I first encountered Maya Deren’s work when I was learning how to make documentary films in New York. I remember discovering one of her films, Meditation on Violence (1948), on display in MoMA and was completely hypnotised by the looping movements of the Chinese dancer, Chao-Li Chi.
It’s unsurprising that I was so drawn to this experimental work as it encapsulates Maya’s main preoccupation as a filmmaker: the human body in motion and the way it could be captured cinematically.
Today I would like to share four Maya quotes that have inspired me:
Movement, or energy is more important, or powerful, than space or matter — that, in fact, it creates matter.
Through my training and experience of teaching The Alexander Technique I have learnt that even during moments of apparent stillness we are all continuously moving! Attuning to our unique frequencies enables a control and clarity of inhibition, direction and action in daily life. Starting from an energetic place within ourselves can transform our physical bodies and circumstances with ease.
Your mistakes will not get you fired.
In her essay, ‘Amateur versus Professional’, Maya celebrates the artistic freedom that being an ‘amateur’ allows. She highlights its etymology from the Latin word for ‘lover’: ‘the amateur should make use of the one great advantage which all professionals envy her, namely freedom - both artist and physical.’
Embracing our inner ‘amateur’ in life can enhance creativity and wonder because it is a state of being that celebrates ‘mistake-making’. This is not only the best way to learn but also leads to discovery.
The most important part of you equipment is yourself: your mobile body, your imaginative mind, and your freedom to use both.

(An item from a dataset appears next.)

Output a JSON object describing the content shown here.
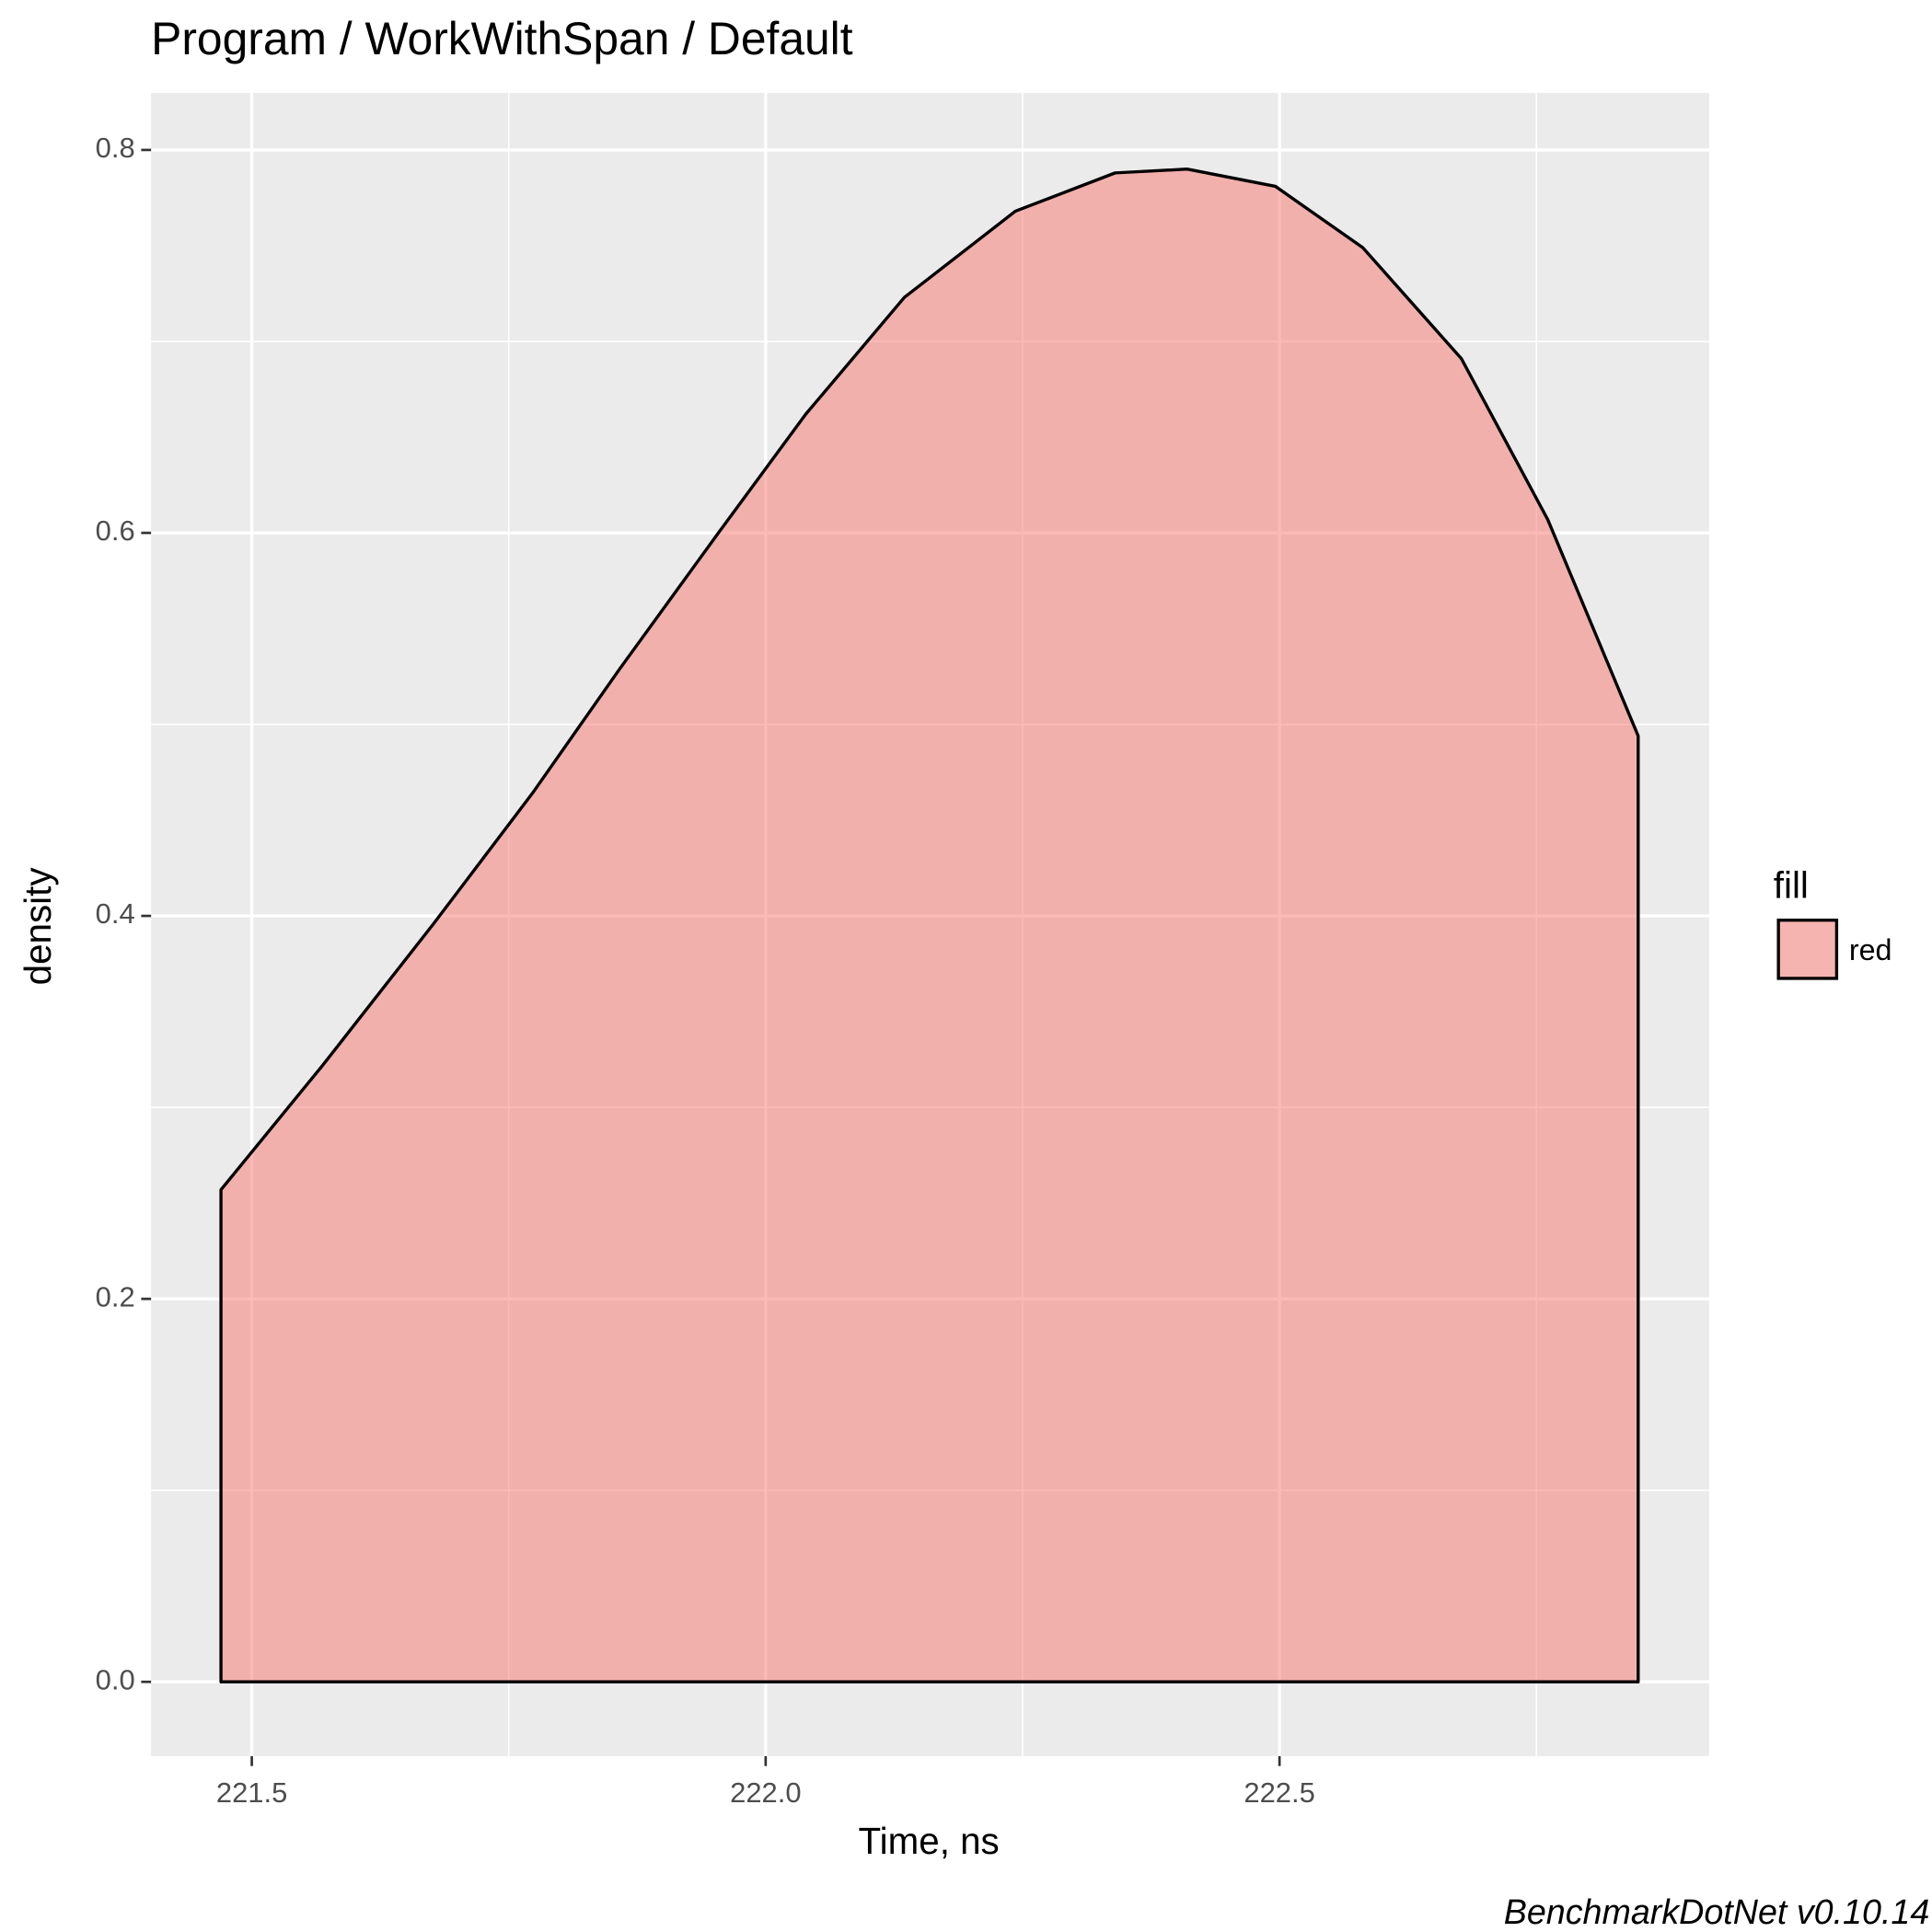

Make sure you do use them.
For me, the key word here is ‘freedom’. If I had to distill The Alexander Technique down to one key lesson it would be about learning to be free. When I first started my training I was completely oblivious to the thoughts and conditioned beliefs that were quite literally imprisoning me to make choices that weren’t particularly healthy. Learning how to notice my physical and thinking habits opened up the possibility to choose a new and better way.
When Maya Deren was 5 years old she and her parents fled the anti-Semitic pogroms in Ukraine for a new life in New York. Her quote above reminds me of another by Victor Frankl and his survival strategy in Auschwitz: ‘Everything can be taken from a man but one thing: the last of the human freedoms - to choose one’s attitude in any given set of circumstances, to choose one’s own way.’
I am free to change my mind, change my direction, explore something new or return to something old. But most importantly I am free in every moment to choose my reactions and how I respond to my life.
The love of life itself… seems to me larger than the loving attention to a life.’
This quote is taken from a letter in which Maya describes a near death experience that left her ‘overwhelmed with the most wondrous gratitude for the marvellous persistence of the life force.’
I coined the phrase ‘for lives that don’t go in straight lines’ as a tagline for The Intuition School. There are definitely projects and pursuits that require ‘straight-line’ thinking and planning. But the idea that I had assumed as a young adult that my life also required a predictable and efficient time-line was not only stifling it was also impossible! My experience is that life unfolds much more similarly to a spiral: reeling, revealing and returning to a kind of fundamental essence that gently emerges as I learn to better yield to my own unique life force.